Question:
Let $B(t)$ be the standard Brownian motion, $\mu(t,x)$ and $\sigma(t,x)$ are continuous functions, and $$dr(t) = \mu(t,r(t))dt+\sigma(t,r(t))dB(t).$$ $(\mu,\sigma)$ obeys the linear growth condition $$\left|\mu(t,x)\right|+\left|\sigma(t,x)\right|<C(1+|x|),\ \forall t\in[0,T],\, x\in\mathbf R$$ for some positive constant $C$. Is it true that $$\mathbf E\Big[\exp\Big(-\int_0^t r(s)ds\Big)\Big]=\exp\big(-r(0)t+O(t^2)\big)$$ as $t\to 0^+$?

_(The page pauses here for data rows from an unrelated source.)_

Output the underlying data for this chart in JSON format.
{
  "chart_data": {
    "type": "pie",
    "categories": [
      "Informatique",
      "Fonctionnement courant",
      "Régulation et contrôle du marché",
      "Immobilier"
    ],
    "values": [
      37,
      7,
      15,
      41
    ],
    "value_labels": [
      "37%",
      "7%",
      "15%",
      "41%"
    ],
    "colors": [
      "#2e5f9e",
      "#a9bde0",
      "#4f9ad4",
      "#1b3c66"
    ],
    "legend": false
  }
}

What I have obtained so far:
By the Cauchy-Schwarz inequality and the Gronwall inequality, $$\mathbf E[r^2]<3\mathbf E[r(0)^2]e^{a(1+T)t}, \forall t\in[0,T]$$ for some positive constant $a$. We conclude thereconclude there $$\mathbf E \Big[\Big(\int_0^t r(s)ds\Big)^2\Big]\le t\int_0^t \mathbf E[r(s)^2]ds\le 3\mathbf E[r(0)^2]e^{a(1+T)T}t^2 = O(t^2). \tag{1}$$
I have tried Taylor expanding $e^{x}$ around $x=0$ in the following way. $$I:=\exp\Big(-\int_0^t r(s)ds\Big)=1-\int_0^t r(s)ds+\frac{e^{\theta(x)}}{2}\Big(\int_0^t r(s)ds\Big)^2 \tag{2}$$ for some $\theta(x)\in[0,x]$ and $x:=-\int_0^t r(s)ds$. Because $r(u)$ is continuous so is $\int_0^u r(s)ds$, $\exists\text{ stopping time }\tau(t,\omega),\ni-\int_0^{\tau(t,\omega)} r(s)ds=\theta(x)$ where $\omega$ is the sample under consideration. Take expectation of Equation (2), we have $$\mathrm E[I] = 1-\int_0^t\mathbf E[r(s)]ds+\frac12\mathbf E\Big[\exp\Big(-\int_0^{\tau(t,\omega)} r(s)ds\Big)\Big(\int_0^t r(s)ds\Big)^2\Big].$$ I intend to use Equation (1). In the case $r\ge 0$, $\exp\Big(-\int_0^{\tau(t,\omega)} r(s)ds\Big)\le 1$ and we can proceed easily. What do we do when $r$ can assume both signs?
Perhaps bounding the quadratic moment is not enough and we need more accurate estimate of the probability distribution. I am considering using the heat kernel expansion to estimate the probability distribution of $r$. But I suspect there is a more elegant solution for this short time asymptotics.